Adamsberg observe un instant la jeune fille, qui tient encore fermement sa valise entre ses mains. Il ne peut s’empêcher de penser qu’à elle aussi, ça doit forcément la gratter quelque part.

— Alors, reprend Sophie, racontez-moi donc, puisque vous avez dit vous-même qu’il n’y avait rien d’autre à faire. Peut-être même que cela vous aiderait à penser.

— Peut-être, admet Adamsberg après un court silence. Mon voisin, Lucio, a perdu la moitié de son bras pendant la guerre d’Espagne, alors qu’il n’était encore qu’un enfant. Juste ici, dit-il en appuyant dans le creux de son coude avec son doigt. Il est sympa Lucio ; le soir, on boit souvent une bière dans le jardin commun, sous le hêtre.

— Vous commencez à divaguer, je crois.

— Oui, mais pas tant que ça. Surtout, je ne sais pas ne pas divaguer. Bon. Quand il a perdu son bras, Lucio venait de se faire piquer par une araignée. Le souci, c’est qu’il n’avait pas fini de la gratter, cette piqûre. Tu comprends ?

— Je commence, oui.

— Voilà. Maintenant, des années plus tard, il se gratte encore à l’endroit de la piqûre. Parce qu’il n’avait pas fini. Parce que du coup, ça le gratte encore.

— Je vois. Mais vous, pourquoi ça vous gratte ? Vous ne vous êtes pas fait piquer par une araignée et vous n’avez pas perdu votre bras, non ?

— Ça me gratte, parce qu’avant d’arriver ici, j’avais presque attrapé une idée. Elle était toute proche, elle sortait de l’eau, tout doucement. C’était la pensée qui me manquait, la piqûre qui me grattait depuis des jours. Mais d’un seul coup, je me suis retrouvé ici. Ma pensée a eu peur, il ne faut jamais les brusquer. Elle est repartie tout au fond de l’eau, et maintenant j’attends qu’elle décide de revenir. Mais ça me gratte.

— Je comprends, acquiesce Sophie.

Elle soulève sa valise et la pose sur ses genoux.

— Donc pour finir de gratter, il faut attendre ? demande-t-elle après un instant de réflexion.

— Je pense que cela est propre à chacun, répond Adamsberg. Mon adjoint, Danglard, opte plutôt pour le procédé inverse. Il bourre sa tête de toutes les connaissances possibles et imaginables. Comme ça, il n’y a plus la place pour ce qui gratte. Moi, je n’arrive pas à fonctionner comme ça.

— Et ça marche, pour votre adjoint ?

— Que moyennement, je crois, mais je ne peux pas me prononcer pour lui.

— C’est sûr, dit la jeune fille.

— Tu veux me parler de ce qui te gratte ? demande Adamsberg en jetant un petit coup de tête en direction de la valise de Sophie.

— Oh, ça.
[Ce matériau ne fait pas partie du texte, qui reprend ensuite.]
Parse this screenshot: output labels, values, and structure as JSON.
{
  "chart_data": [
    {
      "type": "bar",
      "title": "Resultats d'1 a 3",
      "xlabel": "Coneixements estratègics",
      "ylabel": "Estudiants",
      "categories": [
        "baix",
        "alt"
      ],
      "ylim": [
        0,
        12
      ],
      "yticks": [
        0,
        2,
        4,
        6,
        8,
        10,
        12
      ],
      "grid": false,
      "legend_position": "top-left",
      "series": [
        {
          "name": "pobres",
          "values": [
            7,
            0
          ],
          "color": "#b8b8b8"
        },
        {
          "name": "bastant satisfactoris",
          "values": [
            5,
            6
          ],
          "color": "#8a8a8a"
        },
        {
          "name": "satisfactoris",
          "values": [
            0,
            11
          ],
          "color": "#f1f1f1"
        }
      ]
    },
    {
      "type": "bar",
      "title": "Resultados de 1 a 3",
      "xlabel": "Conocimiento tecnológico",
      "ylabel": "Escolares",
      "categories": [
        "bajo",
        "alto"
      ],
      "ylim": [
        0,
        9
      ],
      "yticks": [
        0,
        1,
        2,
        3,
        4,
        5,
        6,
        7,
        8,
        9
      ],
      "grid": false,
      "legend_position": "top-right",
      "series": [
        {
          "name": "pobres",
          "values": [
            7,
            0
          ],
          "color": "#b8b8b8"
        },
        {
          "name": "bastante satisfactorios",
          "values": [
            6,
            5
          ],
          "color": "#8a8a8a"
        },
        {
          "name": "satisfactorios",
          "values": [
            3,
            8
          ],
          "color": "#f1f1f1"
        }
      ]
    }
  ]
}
J’en parlerai peut-être plus tard. Je veux bien essayer votre histoire d’attendre que la pensée sorte de l’eau.

— Très bien, répondit Adamsberg.

Et ils se taisent tous les deux, chacun pensant ou ne pensant pas. Ils attendent sans attente particulière, mais sereins, paisibles, loin de l’agitation perpétuelle de tous les autres occupants de la gare. Ils sont bien.


[1] Fred Vargas, L’homme aux cercles bleus, Chemins Noctures, éd. Viviane Hamy, 1996, p.47.